Un juge a rejeté, mercredi, la requête de l’avocat de la femme accusée de dissimulation de cadavres. Andrea Giesbrecht fait par ailleurs face à de nouvelles accusations — de fraude et de bris de condition — qui ne sont pas liées à cette affaire, et l’audience pour sa libération sous caution a donc été reportée mercredi au 1er décembre.

Son avocat, Greg Brodsky, estimait que puisque la police peut assister aux autopsies, sa cliente pouvait bien aussi y être représentée, par une tierce partie indépendante. Mais le coroner a plaidé que cela équivaudrait à la présence de l’accusée elle-même dans la salle d’examen.

Les autopsies étaient par ailleurs à peu près terminées lorsque Me Brodsky a présenté cette requête au tribunal.

Selon la police, l’état avancé de décomposition des restes ne permettra pas de déterminer avant des mois l’identité des parents, la cause des décès et l’âge des bébés — ou s’ils étaient même nés à terme.

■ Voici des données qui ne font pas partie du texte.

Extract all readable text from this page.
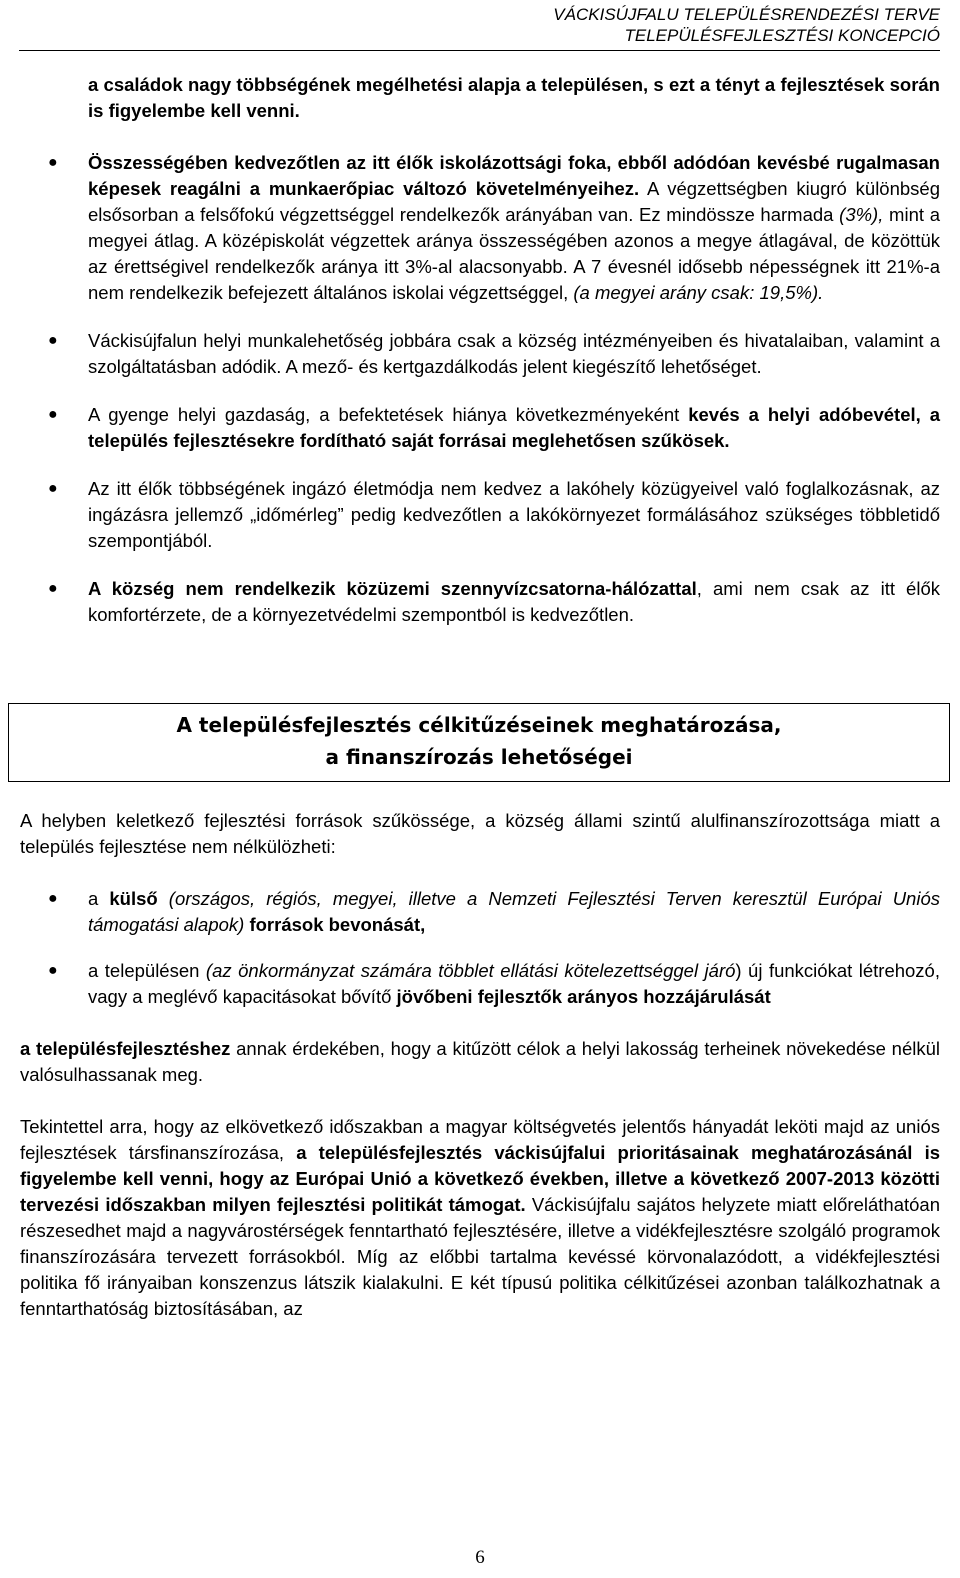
VÁCKISÚJFALU TELEPÜLÉSRENDEZÉSI TERVE
TELEPÜLÉSFEJLESZTÉSI KONCEPCIÓ

a családok nagy többségének megélhetési alapja a településen, s ezt a tényt a fejlesztések során is figyelembe kell venni.

● Összességében kedvezőtlen az itt élők iskolázottsági foka, ebből adódóan kevésbé rugalmasan képesek reagálni a munkaerőpiac változó követelményeihez. A végzettségben kiugró különbség elsősorban a felsőfokú végzettséggel rendelkezők arányában van. Ez mindössze harmada (3%), mint a megyei átlag. A középiskolát végzettek aránya összességében azonos a megye átlagával, de közöttük az érettségivel rendelkezők aránya itt 3%-al alacsonyabb. A 7 évesnél idősebb népességnek itt 21%-a nem rendelkezik befejezett általános iskolai végzettséggel, (a megyei arány csak: 19,5%).
● Váckisújfalun helyi munkalehetőség jobbára csak a község intézményeiben és hivatalaiban, valamint a szolgáltatásban adódik. A mező- és kertgazdálkodás jelent kiegészítő lehetőséget.
● A gyenge helyi gazdaság, a befektetések hiánya következményeként kevés a helyi adóbevétel, a település fejlesztésekre fordítható saját forrásai meglehetősen szűkösek.
● Az itt élők többségének ingázó életmódja nem kedvez a lakóhely közügyeivel való foglalkozásnak, az ingázásra jellemző „időmérleg” pedig kedvezőtlen a lakókörnyezet formálásához szükséges többletidő szempontjából.
● A község nem rendelkezik közüzemi szennyvízcsatorna-hálózattal, ami nem csak az itt élők komfortérzete, de a környezetvédelmi szempontból is kedvezőtlen.
A településfejlesztés célkitűzéseinek meghatározása,
a finanszírozás lehetőségei

A helyben keletkező fejlesztési források szűkössége, a község állami szintű alulfinanszírozottsága miatt a település fejlesztése nem nélkülözheti:

● a külső (országos, régiós, megyei, illetve a Nemzeti Fejlesztési Terven keresztül Európai Uniós támogatási alapok) források bevonását,
● a településen (az önkormányzat számára többlet ellátási kötelezettséggel járó) új funkciókat létrehozó, vagy a meglévő kapacitásokat bővítő jövőbeni fejlesztők arányos hozzájárulását

a településfejlesztéshez annak érdekében, hogy a kitűzött célok a helyi lakosság terheinek növekedése nélkül valósulhassanak meg.

Tekintettel arra, hogy az elkövetkező időszakban a magyar költségvetés jelentős hányadát leköti majd az uniós fejlesztések társfinanszírozása, a településfejlesztés váckisújfalui prioritásainak meghatározásánál is figyelembe kell venni, hogy az Európai Unió a következő években, illetve a következő 2007-2013 közötti tervezési időszakban milyen fejlesztési politikát támogat. Váckisújfalu sajátos helyzete miatt előreláthatóan részesedhet majd a nagyvárostérségek fenntartható fejlesztésére, illetve a vidékfejlesztésre szolgáló programok finanszírozására tervezett forrásokból. Míg az előbbi tartalma kevéssé körvonalazódott, a vidékfejlesztési politika fő irányaiban konszenzus látszik kialakulni. E két típusú politika célkitűzései azonban találkozhatnak a fenntarthatóság biztosításában, az

6
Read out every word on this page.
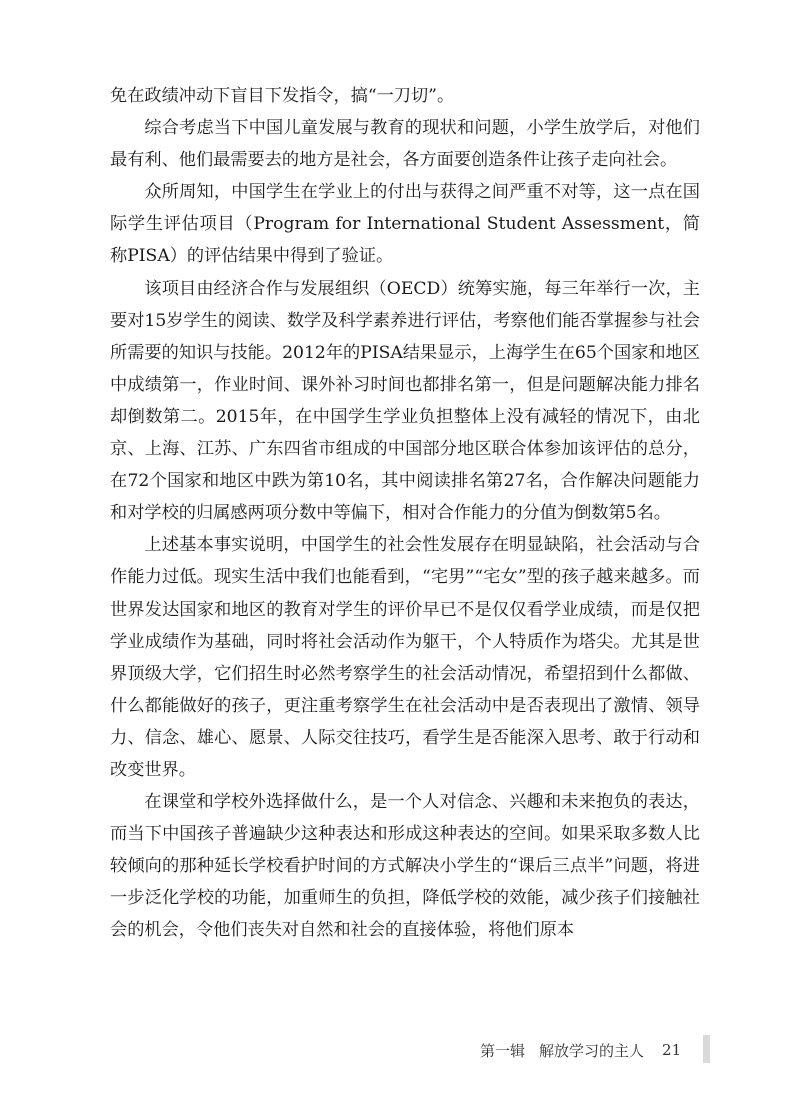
免在政绩冲动下盲目下发指令，搞“一刀切”。

综合考虑当下中国儿童发展与教育的现状和问题，小学生放学后，对他们最有利、他们最需要去的地方是社会，各方面要创造条件让孩子走向社会。

众所周知，中国学生在学业上的付出与获得之间严重不对等，这一点在国际学生评估项目（Program for International Student Assessment，简称PISA）的评估结果中得到了验证。

该项目由经济合作与发展组织（OECD）统筹实施，每三年举行一次，主要对15岁学生的阅读、数学及科学素养进行评估，考察他们能否掌握参与社会所需要的知识与技能。2012年的PISA结果显示，上海学生在65个国家和地区中成绩第一，作业时间、课外补习时间也都排名第一，但是问题解决能力排名却倒数第二。2015年，在中国学生学业负担整体上没有减轻的情况下，由北京、上海、江苏、广东四省市组成的中国部分地区联合体参加该评估的总分，在72个国家和地区中跌为第10名，其中阅读排名第27名，合作解决问题能力和对学校的归属感两项分数中等偏下，相对合作能力的分值为倒数第5名。

上述基本事实说明，中国学生的社会性发展存在明显缺陷，社会活动与合作能力过低。现实生活中我们也能看到，“宅男”“宅女”型的孩子越来越多。而世界发达国家和地区的教育对学生的评价早已不是仅仅看学业成绩，而是仅把学业成绩作为基础，同时将社会活动作为躯干，个人特质作为塔尖。尤其是世界顶级大学，它们招生时必然考察学生的社会活动情况，希望招到什么都做、什么都能做好的孩子，更注重考察学生在社会活动中是否表现出了激情、领导力、信念、雄心、愿景、人际交往技巧，看学生是否能深入思考、敢于行动和改变世界。

在课堂和学校外选择做什么，是一个人对信念、兴趣和未来抱负的表达，而当下中国孩子普遍缺少这种表达和形成这种表达的空间。如果采取多数人比较倾向的那种延长学校看护时间的方式解决小学生的“课后三点半”问题，将进一步泛化学校的功能，加重师生的负担，降低学校的效能，减少孩子们接触社会的机会，令他们丧失对自然和社会的直接体验，将他们原本

第一辑 解放学习的主人 21
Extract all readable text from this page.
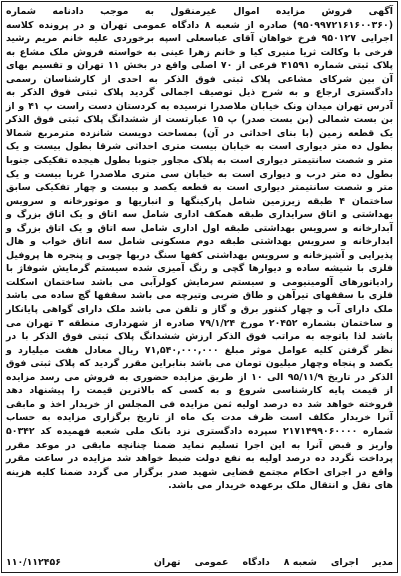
آگهی فروش مزایده اموال غیرمنقول به موجب دادنامه شماره (۹۵۰۹۹۷۲۱۶۱۶۰۰۳۶۰) صادره از شعبه ۸ دادگاه عمومی تهران و در پرونده کلاسه اجرایی ۹۵۰۱۲۷ فرخ خواهان آقای عباسعلی اسپه برخوردی علیه خانم مریم رشید فرخی با وکالت ثریا منیری کیا و خانم زهرا عینی به خواسته فروش ملک مشاع به پلاک ثبتی شماره ۴۱۵۹۱ فرعی از ۷۰ اصلی واقع در بخش ۱۱ تهران و تقسیم بهای آن بین شرکای مشاعی پلاک ثبتی فوق الذکر به احدی از کارشناسان رسمی دادگستری ارجاع و به شرح ذیل توصیف اجمالی گردید پلاک ثبتی فوق الذکر به آدرس تهران میدان ونک خیابان ملاصدرا نرسیده به کردستان دست راست پ ۴۱ و از بن بست شمالی (بن بست صدر) پ ۱۵ عبارتست از ششدانگ پلاک ثبتی فوق الذکر یک قطعه زمین (با بنای احداثی در آن) بمساحت دویست شانزده مترمربع شمالا بطول ده متر دیواری است به خیابان بیست متری احداثی شرقا بطول بیست و یک متر و شصت سانتیمتر دیواری است به پلاک مجاور جنوبا بطول هیجده تفکیکی جنوبا بطول ده متر درب و دیواری است به خیابان سی متری ملاصدرا غربا بیست و یک متر و شصت سانتیمتر دیواری است به قطعه یکصد و بیست و چهار تفکیکی سابق ساختمان ۴ طبقه زیرزمین شامل پارکینگها و انباریها و موتورخانه و سرویس بهداشتی و اتاق سرایداری طبقه همکف اداری شامل سه اتاق و یک اتاق بزرگ و آبدارخانه و سرویس بهداشتی طبقه اول اداری شامل سه اتاق و یک اتاق بزرگ و ابدارخانه و سرویس بهداشتی طبقه دوم مسکونی شامل سه اتاق خواب و هال پذیرایی و آشپزخانه و سرویس بهداشتی کفها سنگ دربها چوبی و پنجره ها پروفیل فلزی با شیشه ساده و دیوارها گچی و رنگ آمیزی شده سیستم گرمایش شوفاژ با رادیاتورهای آلومینیومی و سیستم سرمایش کولرآبی می باشد ساختمان اسکلت فلزی با سقفهای تیرآهن و طاق ضربی وتیرچه می باشد سقفها گچ ساده می باشد ملک دارای آب و چهار کنتور برق و گاز و تلفن می باشد ملک دارای گواهی پایانکار و ساختمان بشماره ۲۰۴۵۲ مورخ ۷۹/۱/۲۴ صادره از شهرداری منطقه ۳ تهران می باشد لذا باتوجه به مراتب فوق الذکر ارزش ششدانگ پلاک ثبتی فوق الذکر با در نظر گرفتن کلیه عوامل موثر مبلغ ۷۱,۵۴۰,۰۰۰,۰۰۰ ریال معادل هفت میلیارد و یکصد و پنجاه وچهار میلیون تومان می باشد بنابراین مقرر گردید که پلاک ثبتی فوق الذکر در تاریخ ۹۵/۱۱/۹ الی ۱۰ از طریق مزایده حضوری به فروش می رسد مزایده از قیمت پایه کارشناسی شروع و به کسی که بالاترین قیمت را پیشنهاد دهد فروخته خواهد شد ده درصد اولیه ثمن مزایده فی المجلس از خریدار اخذ و مابقی آنرا خریدار مکلف است ظرف مدت یک ماه از تاریخ برگزاری مزایده به حساب شماره ۲۱۷۱۴۹۹۰۶۰۰۰۰ سپرده دادگستری نزد بانک ملی شعبه فهمیده کد ۵۰۳۴۲ واریز و قبض آنرا به این اجرا تسلیم نماید ضمنا چنانچه مابقی در موعد مقرر پرداخت نگردد ده درصد اولیه به نفع دولت ضبط خواهد شد مزایده در ساعت مقرر واقع در اجرای احکام مجتمع قضایی شهید صدر برگزار می گردد ضمنا کلیه هزینه های نقل و انتقال ملک برعهده خریدار می باشد.

مدیر
اجرای
شعبه ۸
دادگاه
عمومی
تهران
۱۱۰/۱۱۲۴۵۶
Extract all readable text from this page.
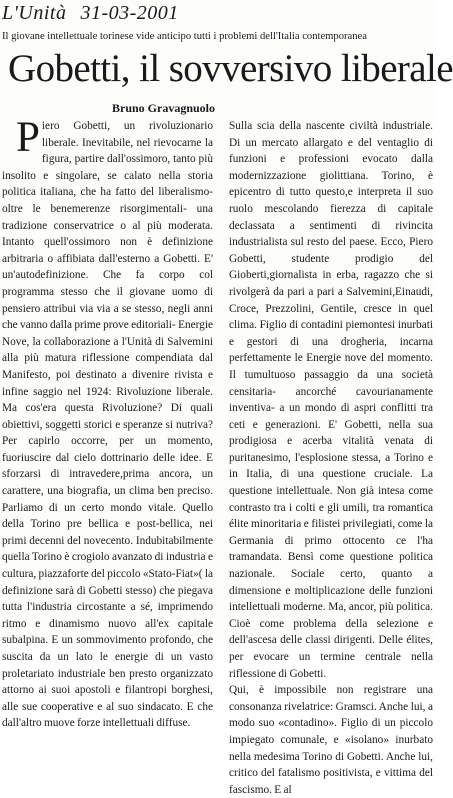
L'Unità 31-03-2001
Il giovane intellettuale torinese vide anticipo tutti i problemi dell'Italia contemporanea
Gobetti, il sovversivo liberale
Bruno Gravagnuolo
P iero Gobetti, un rivoluzionario liberale. Inevitabile, nel rievocarne la figura, partire dall'ossimoro, tanto più insolito e singolare, se calato nella storia politica italiana, che ha fatto del liberalismo- oltre le benemerenze risorgimentali- una tradizione conservatrice o al più moderata. Intanto quell'ossimoro non è definizione arbitraria o affibiata dall'esterno a Gobetti. E' un'autodefinizione. Che fa corpo col programma stesso che il giovane uomo di pensiero attribui via via a se stesso, negli anni che vanno dalla prime prove editoriali- Energie Nove, la collaborazione a l'Unità di Salvemini alla più matura riflessione compendiata dal Manifesto, poi destinato a divenire rivista e infine saggio nel 1924: Rivoluzione liberale. Ma cos'era questa Rivoluzione? Di quali obiettivi, soggetti storici e speranze si nutriva? Per capirlo occorre, per un momento, fuoriuscire dal cielo dottrinario delle idee. E sforzarsi di intravedere,prima ancora, un carattere, una biografia, un clima ben preciso. Parliamo di un certo mondo vitale. Quello della Torino pre bellica e post-bellica, nei primi decenni del novecento. Indubitabilmente quella Torino è crogiolo avanzato di industria e cultura, piazzaforte del piccolo «Stato-Fiat»( la definizione sarà di Gobetti stesso) che piegava tutta l'industria circostante a sé, imprimendo ritmo e dinamismo nuovo all'ex capitale subalpina. E un sommovimento profondo, che suscita da un lato le energie di un vasto proletariato industriale ben presto organizzato attorno ai suoi apostoli e filantropi borghesi, alle sue cooperative e al suo sindacato. E che dall'altro muove forze intellettuali diffuse.

Sulla scia della nascente civiltà industriale. Di un mercato allargato e del ventaglio di funzioni e professioni evocato dalla modernizzazione giolittiana. Torino, è epicentro di tutto questo,e interpreta il suo ruolo mescolando fierezza di capitale declassata a sentimenti di rivincita industrialista sul resto del paese. Ecco, Piero Gobetti, studente prodigio del Gioberti,giornalista in erba, ragazzo che si rivolgerà da pari a pari a Salvemini,Einaudi, Croce, Prezzolini, Gentile, cresce in quel clima. Figlio di contadini piemontesi inurbati e gestori di una drogheria, incarna perfettamente le Energie nove del momento. Il tumultuoso passaggio da una società censitaria- ancorché cavourianamente inventiva- a un mondo di aspri conflitti tra ceti e generazioni. E' Gobetti, nella sua prodigiosa e acerba vitalità venata di puritanesimo, l'esplosione stessa, a Torino e in Italia, di una questione cruciale. La questione intellettuale. Non già intesa come contrasto tra i colti e gli umili, tra romantica élite minoritaria e filistei privilegiati, come la Germania di primo ottocento ce l'ha tramandata. Bensì come questione politica nazionale. Sociale certo, quanto a dimensione e moltiplicazione delle funzioni intellettuali moderne. Ma, ancor, più politica. Cioè come problema della selezione e dell'ascesa delle classi dirigenti. Delle élites, per evocare un termine centrale nella riflessione di Gobetti.

Qui, è impossibile non registrare una consonanza rivelatrice: Gramsci. Anche lui, a modo suo «contadino». Figlio di un piccolo impiegato comunale, e «isolano» inurbato nella medesima Torino di Gobetti. Anche lui, critico del fatalismo positivista, e vittima del fascismo. E al
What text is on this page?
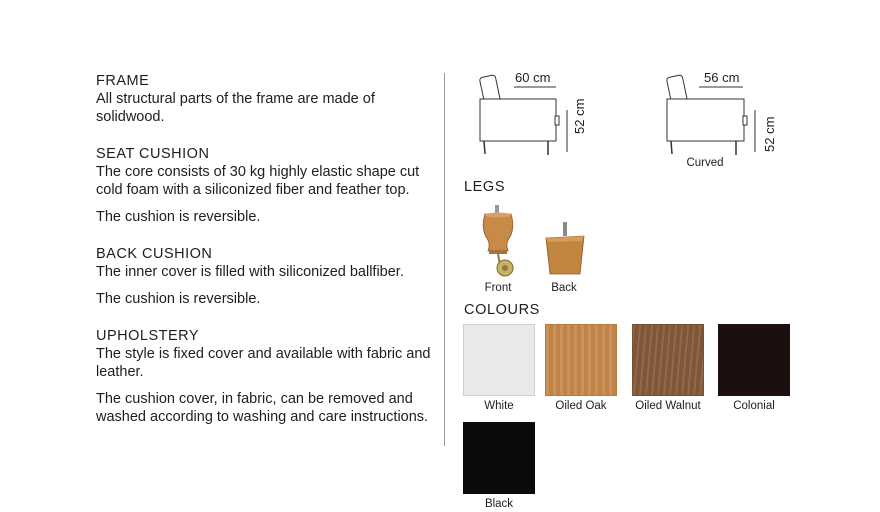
FRAME

All structural parts of the frame are made of solidwood.

SEAT CUSHION

The core consists of 30 kg highly elastic shape cut cold foam with a siliconized fiber and feather top.

The cushion is reversible.

BACK CUSHION

The inner cover is filled with siliconized ballfiber.

The cushion is reversible.

UPHOLSTERY

The style is fixed cover and available with fabric and leather.

The cushion cover, in fabric, can be removed and washed according to washing and care instructions.

60 cm
52 cm
56 cm
52 cm
Curved
LEGS
Front	Back
COLOURS
White	Oiled Oak	Oiled Walnut	Colonial
Black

Me Brodsky a déjà plaidé qu’en vertu de la loi, les bébés ne peuvent être considérés comme des personnes s’il s’agit de foetus de moins de 20 semaines.

Un rapport de police lu la semaine dernière au tribunal révèle que les restes ont été retrouvés dans des sacs poubelles, des contenants de plastique et même dans un seau.